Personal information
- Full name: Jens-Kristian Selvejer Sørensen
- Date of birth: 21 March 1987 (age 38)
- Place of birth: Aalborg, Denmark
- Height: 1.88 m (6 ft 2 in)
- Position(s): Defender

Youth career
- Biersted IF
- AaB

Senior career*
- Years: Team / Apps / (Gls)
- 2005–2011: AaB / 43 / (1)
- 2011–2013: Viborg FF / 23 / (1)
- 2013–2017: Vendsyssel FF / 110 / (10)

International career
- 2006: Denmark U20 / 1 / (0)
- 2007: Denmark U21 / 3 / (0)

= Jens-Kristian Sørensen =

Danish footballer (born 1987)

Jens-Kristian Selvejer Sørensen (born 21 March 1987) is a retired Danish professional footballer who played as a defender.

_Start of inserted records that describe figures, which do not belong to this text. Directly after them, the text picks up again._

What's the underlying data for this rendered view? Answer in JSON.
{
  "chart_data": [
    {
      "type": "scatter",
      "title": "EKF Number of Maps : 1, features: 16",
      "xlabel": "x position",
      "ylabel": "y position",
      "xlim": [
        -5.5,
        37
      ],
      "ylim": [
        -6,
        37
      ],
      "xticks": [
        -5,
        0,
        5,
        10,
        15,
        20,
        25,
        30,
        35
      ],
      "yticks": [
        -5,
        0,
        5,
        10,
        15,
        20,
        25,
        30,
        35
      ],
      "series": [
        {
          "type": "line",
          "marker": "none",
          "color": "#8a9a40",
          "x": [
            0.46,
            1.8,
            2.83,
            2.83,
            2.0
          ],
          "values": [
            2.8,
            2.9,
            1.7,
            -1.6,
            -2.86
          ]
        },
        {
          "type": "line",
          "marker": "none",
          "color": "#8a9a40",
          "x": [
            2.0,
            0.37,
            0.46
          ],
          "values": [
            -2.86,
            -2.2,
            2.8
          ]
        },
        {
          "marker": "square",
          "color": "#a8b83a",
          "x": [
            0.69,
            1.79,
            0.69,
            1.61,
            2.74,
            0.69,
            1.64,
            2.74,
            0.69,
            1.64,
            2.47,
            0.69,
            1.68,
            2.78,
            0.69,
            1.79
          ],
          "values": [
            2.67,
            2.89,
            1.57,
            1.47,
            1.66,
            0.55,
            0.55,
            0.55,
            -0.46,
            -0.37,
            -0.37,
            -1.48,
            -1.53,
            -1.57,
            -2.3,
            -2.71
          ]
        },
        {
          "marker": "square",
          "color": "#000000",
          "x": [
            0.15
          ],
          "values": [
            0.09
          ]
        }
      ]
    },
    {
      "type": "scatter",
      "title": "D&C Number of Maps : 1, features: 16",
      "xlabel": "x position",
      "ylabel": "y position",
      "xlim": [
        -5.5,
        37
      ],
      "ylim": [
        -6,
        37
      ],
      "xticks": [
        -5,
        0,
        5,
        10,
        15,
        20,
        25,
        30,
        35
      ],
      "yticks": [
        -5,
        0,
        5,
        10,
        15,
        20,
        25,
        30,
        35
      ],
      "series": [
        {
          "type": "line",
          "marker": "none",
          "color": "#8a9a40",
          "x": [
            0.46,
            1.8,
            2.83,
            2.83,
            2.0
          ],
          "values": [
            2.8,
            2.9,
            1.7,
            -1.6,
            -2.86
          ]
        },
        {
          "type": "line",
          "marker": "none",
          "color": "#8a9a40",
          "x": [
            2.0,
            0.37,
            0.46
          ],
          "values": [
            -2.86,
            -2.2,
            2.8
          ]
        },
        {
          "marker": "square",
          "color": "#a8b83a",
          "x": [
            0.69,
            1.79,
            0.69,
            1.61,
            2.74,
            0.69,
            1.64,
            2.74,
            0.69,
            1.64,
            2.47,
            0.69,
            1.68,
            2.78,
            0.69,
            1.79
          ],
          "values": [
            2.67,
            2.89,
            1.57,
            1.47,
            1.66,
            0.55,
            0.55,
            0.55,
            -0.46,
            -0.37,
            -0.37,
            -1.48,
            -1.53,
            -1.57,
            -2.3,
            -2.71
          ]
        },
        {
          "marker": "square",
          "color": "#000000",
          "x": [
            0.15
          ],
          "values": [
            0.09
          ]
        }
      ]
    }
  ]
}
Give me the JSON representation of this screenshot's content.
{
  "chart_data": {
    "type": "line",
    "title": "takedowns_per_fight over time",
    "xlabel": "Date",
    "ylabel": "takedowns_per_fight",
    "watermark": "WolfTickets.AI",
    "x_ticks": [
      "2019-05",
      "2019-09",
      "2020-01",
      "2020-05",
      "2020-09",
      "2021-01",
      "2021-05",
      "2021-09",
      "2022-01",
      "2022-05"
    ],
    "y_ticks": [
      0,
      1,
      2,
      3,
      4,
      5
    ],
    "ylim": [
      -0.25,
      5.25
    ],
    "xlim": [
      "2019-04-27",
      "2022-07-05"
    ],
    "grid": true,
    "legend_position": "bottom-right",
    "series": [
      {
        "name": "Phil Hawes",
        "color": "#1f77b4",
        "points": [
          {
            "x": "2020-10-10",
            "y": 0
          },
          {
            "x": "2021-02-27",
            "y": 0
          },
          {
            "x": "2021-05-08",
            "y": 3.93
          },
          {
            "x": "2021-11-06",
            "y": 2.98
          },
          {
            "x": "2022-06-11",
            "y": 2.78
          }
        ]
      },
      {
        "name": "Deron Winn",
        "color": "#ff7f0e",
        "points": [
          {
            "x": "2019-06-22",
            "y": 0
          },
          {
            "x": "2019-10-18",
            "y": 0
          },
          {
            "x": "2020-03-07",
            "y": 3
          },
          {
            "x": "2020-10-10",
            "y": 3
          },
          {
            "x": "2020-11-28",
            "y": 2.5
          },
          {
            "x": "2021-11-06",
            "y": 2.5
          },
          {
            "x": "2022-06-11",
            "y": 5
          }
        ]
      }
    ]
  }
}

Sørensen grew up in the small village of Biersted, and was nicknamed Farmer as a joke, because Biersted it is so small it almost isn't a village but rather a place. He is known for his physical strength and good heading abilities. He was due to make his first youth international appearance for Denmark, when called up to the Danish u-20 side for the 2006 Milk Cup in Northern Ireland, but an injury forced him to withdraw from the team, making way for AaB teammate Lasse Nielsen.

On 4 October 2006 Sørensen made his senior debut for AaB, when they faced FC Nordsjælland at Farum Park.

Sørensen joined Viborg FF in August 2011.